Strategies to increase power

Elements of ANOVA

ANOVA table for the cookie split-plot experiment.

Source	df	SS	MS	EMS
Block	\(b-1\)			\[\sigma^2_{\varepsilon}+g\sigma^2_w+tg\sigma^2_d\]
Fungicide	\(t-1\)	\(SS_{F}\)	\(\frac{SS_{F}}{b-1}\)	\[\sigma^2_{\varepsilon}+g\sigma^2_w+\phi^2(\alpha)\]
Error(whole plot)	\((b-1)(t-1)\)			\[\sigma^2_{\varepsilon}+g\sigma^2_w\]
Genotype	\(g-1\)	\(SS_{G}\)	\(\frac{SS_{G}}{g-1}\)	\[\sigma^2_{\varepsilon}+\phi^2(\gamma)\]
\(T \times G\)	\((t-1)(g-1)\)	\(SS_{F \times G}\)	\(\frac{SS_{F \times G}}{(t-1)(g-1)}\)	\[\sigma^2_{\varepsilon}+\phi^2(\alpha \gamma)\]
Error(split plot)	\(t(b-1)(g-1)\)	\(SSE\)	\(\frac{SSE}{t(b-1)(g-1)}\)	\[\sigma^2_{\varepsilon}\]

Table 2.1: Baseline: Low #reps (3), Low #trts (3)
	Df	Sum Sq	Mean Sq	F value	Pr(>F)
treatment	2	17.28135	8.640673	1.872832	0.2333563
Residuals	6	27.68217	4.613695	NA	NA

Table 2.2: Baseline: More #reps (6), Low #trts (3)
	Df	Sum Sq	Mean Sq	F value	Pr(>F)
treatment	2	87.55746	43.778731	8.26395	0.0028439
Residuals	18	95.35599	5.297555	NA	NA

Table 2.3: Baseline: Low #reps (3), More #trts (6)
	Df	Sum Sq	Mean Sq	F value	Pr(>F)
treatment	6	72.17677	12.02946	2.955068	0.0444459
Residuals	14	56.99106	4.07079	NA	NA

2.3.1 Blocks

Blocks (or local control) are included to increase precision –> increase power.

How are blocks applied nowadays?
What does ‘convenience blocking’ generate?
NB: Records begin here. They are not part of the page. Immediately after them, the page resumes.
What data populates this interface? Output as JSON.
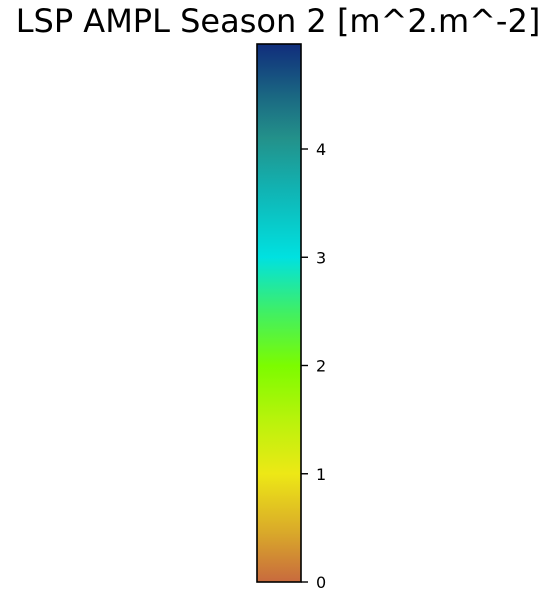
{
  "chart_data": {
    "type": "colorbar",
    "title": "LSP AMPL Season 2 [m^2.m^-2]",
    "orientation": "vertical",
    "range": [
      0,
      4.97
    ],
    "ticks": [
      {
        "value": 0,
        "label": "0"
      },
      {
        "value": 1,
        "label": "1"
      },
      {
        "value": 2,
        "label": "2"
      },
      {
        "value": 3,
        "label": "3"
      },
      {
        "value": 4,
        "label": "4"
      }
    ],
    "colormap": [
      {
        "value": 0.0,
        "color": "#c86a3e"
      },
      {
        "value": 0.45,
        "color": "#d9a82a"
      },
      {
        "value": 1.0,
        "color": "#ede816"
      },
      {
        "value": 1.5,
        "color": "#b8f30b"
      },
      {
        "value": 2.0,
        "color": "#7cfc00"
      },
      {
        "value": 2.5,
        "color": "#3fef66"
      },
      {
        "value": 3.0,
        "color": "#00e1e0"
      },
      {
        "value": 3.6,
        "color": "#10b5b5"
      },
      {
        "value": 4.1,
        "color": "#23918a"
      },
      {
        "value": 4.5,
        "color": "#1a6682"
      },
      {
        "value": 4.97,
        "color": "#102d7c"
      }
    ],
    "frame_color": "#000000"
  }
}
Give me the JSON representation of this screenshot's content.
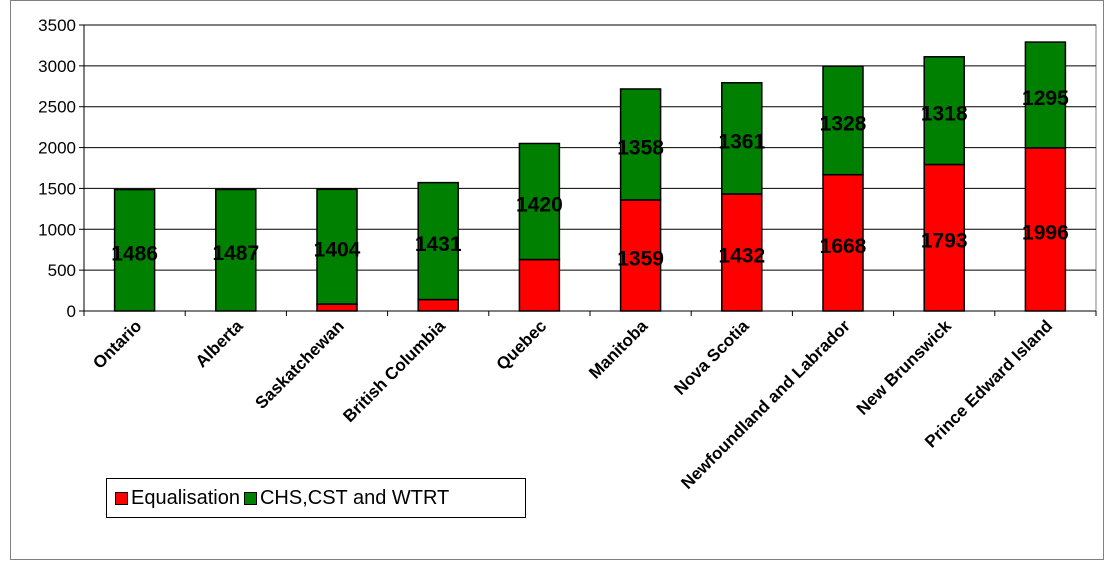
{
  "chart_data": {
    "type": "bar",
    "stacked": true,
    "categories": [
      "Ontario",
      "Alberta",
      "Saskatchewan",
      "British Columbia",
      "Quebec",
      "Manitoba",
      "Nova Scotia",
      "Newfoundland and Labrador",
      "New Brunswick",
      "Prince Edward Island"
    ],
    "series": [
      {
        "name": "Equalisation",
        "color": "#ff0000",
        "values": [
          0,
          0,
          85,
          140,
          630,
          1359,
          1432,
          1668,
          1793,
          1996
        ],
        "labels": [
          "",
          "",
          "",
          "",
          "",
          "1359",
          "1432",
          "1668",
          "1793",
          "1996"
        ]
      },
      {
        "name": "CHS,CST and WTRT",
        "color": "#008000",
        "values": [
          1486,
          1487,
          1404,
          1431,
          1420,
          1358,
          1361,
          1328,
          1318,
          1295
        ],
        "labels": [
          "1486",
          "1487",
          "1404",
          "1431",
          "1420",
          "1358",
          "1361",
          "1328",
          "1318",
          "1295"
        ]
      }
    ],
    "ylim": [
      0,
      3500
    ],
    "yticks": [
      "0",
      "500",
      "1000",
      "1500",
      "2000",
      "2500",
      "3000",
      "3500"
    ],
    "grid": "y",
    "legend": "bottom-left"
  }
}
See Stroup (2002).

Incomplete Block Designs

More likely to recover spatial variability because they’re smaller.
ibd R package [link]

2.4 Optimal designs

Considering the items above, we can confidently say that our design affects \(\mathbf{X}\) and thus, precision, power, and inference.
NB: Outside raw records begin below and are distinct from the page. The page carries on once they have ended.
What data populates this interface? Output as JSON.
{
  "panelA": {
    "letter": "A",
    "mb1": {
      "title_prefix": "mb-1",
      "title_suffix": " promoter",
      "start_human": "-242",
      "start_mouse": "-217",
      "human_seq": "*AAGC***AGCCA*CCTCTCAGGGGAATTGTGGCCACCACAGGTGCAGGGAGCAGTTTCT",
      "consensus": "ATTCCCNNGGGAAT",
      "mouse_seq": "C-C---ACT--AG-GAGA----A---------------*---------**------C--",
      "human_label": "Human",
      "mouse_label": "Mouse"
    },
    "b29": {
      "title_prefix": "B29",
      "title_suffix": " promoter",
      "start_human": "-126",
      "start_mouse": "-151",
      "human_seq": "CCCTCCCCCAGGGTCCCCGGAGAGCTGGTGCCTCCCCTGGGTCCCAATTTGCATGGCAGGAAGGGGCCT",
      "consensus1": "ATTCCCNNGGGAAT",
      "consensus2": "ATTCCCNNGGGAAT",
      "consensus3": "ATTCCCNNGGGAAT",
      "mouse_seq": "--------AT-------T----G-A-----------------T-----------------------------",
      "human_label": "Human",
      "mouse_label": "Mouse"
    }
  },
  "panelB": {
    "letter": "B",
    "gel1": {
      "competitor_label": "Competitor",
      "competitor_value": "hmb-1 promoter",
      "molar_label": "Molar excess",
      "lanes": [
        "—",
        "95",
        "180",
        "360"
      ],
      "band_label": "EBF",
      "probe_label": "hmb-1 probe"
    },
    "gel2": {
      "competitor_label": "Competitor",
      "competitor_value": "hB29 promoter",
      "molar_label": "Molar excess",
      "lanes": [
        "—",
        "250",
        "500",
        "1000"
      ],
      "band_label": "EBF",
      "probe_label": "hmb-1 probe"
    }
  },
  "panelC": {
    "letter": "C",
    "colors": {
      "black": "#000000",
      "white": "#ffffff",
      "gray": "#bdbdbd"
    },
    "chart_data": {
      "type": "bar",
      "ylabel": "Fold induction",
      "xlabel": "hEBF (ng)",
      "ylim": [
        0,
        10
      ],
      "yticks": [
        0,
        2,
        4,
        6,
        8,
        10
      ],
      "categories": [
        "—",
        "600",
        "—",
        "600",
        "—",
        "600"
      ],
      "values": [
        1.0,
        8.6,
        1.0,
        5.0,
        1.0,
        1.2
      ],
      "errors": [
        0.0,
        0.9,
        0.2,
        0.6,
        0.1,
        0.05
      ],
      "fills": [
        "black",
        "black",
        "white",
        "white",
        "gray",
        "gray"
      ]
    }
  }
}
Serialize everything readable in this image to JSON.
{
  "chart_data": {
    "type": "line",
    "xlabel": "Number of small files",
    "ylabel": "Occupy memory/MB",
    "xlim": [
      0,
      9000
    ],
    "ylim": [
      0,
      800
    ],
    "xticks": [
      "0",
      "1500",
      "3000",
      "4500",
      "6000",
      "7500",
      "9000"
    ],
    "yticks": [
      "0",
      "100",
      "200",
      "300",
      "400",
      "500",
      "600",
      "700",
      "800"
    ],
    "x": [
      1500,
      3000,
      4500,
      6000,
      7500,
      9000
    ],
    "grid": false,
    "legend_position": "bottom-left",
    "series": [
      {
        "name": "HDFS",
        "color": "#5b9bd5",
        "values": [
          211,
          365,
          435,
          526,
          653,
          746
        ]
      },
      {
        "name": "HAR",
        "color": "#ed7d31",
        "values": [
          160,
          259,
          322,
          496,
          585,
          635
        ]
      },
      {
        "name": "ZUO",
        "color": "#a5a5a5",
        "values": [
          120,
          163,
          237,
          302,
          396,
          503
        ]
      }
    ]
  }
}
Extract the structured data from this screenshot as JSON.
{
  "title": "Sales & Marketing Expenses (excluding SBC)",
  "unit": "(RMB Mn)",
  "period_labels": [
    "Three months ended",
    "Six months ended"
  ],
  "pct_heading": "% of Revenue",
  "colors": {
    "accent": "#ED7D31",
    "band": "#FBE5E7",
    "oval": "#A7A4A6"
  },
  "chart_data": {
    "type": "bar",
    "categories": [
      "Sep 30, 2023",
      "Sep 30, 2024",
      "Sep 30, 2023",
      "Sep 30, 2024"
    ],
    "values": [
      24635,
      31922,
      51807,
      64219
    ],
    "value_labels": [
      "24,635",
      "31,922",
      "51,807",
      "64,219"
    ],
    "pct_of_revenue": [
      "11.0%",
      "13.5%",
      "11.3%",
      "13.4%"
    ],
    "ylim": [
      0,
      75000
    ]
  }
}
There is a big body of literature studying the different designs that optimize different outcomes (e.g., precision, power, inference, etc.).

Optimality criteria summarize how good a design is in a single number. Optimal designs just optimize those criteria.

2.4.1 Some optimality criteria with emphasis on estimation

D-optimality

Perhaps the most common in field experiments.
Emphasis on the quality of the parameter estimates.
Minimize \(({\mathbf{X}^\top \mathbf{X}})^{-1}\) (i.e., maximize the determinant of the information matrix \({\mathbf{X}^\top \mathbf{X}}\)).
Maximizes the differential Shannon information content of the parameter estimates.

C-optimality

Minimizes the variance of a predetermined linear combination of parameters.

2.4.2 Other interesting optimality criteria with emphasis on prediction

G-optimality - Minimizes the maximum variance of the predicted values across the design region. I-optimality - Minimizes the average prediction variance over the design region.

2.5 Response surface designs

Continuous predictors
What about replications??
How does a design look like?

2.6 TAPS designed experiments

Designed experiments in TAPS are typically arranged in a randomized complete block design (RCBD).

Figure 2.3: Schematic representation of a randomized complete block design.

Some TAPS designed experiments are arranged in a split-plot design.

Figure 2.4: Schematic representation of a split-plot design randomized complete block arrangement.

2.6.1 In rounds:

What is one benefit we get from TAPS designs?
What are the treaments in TAPS experiments?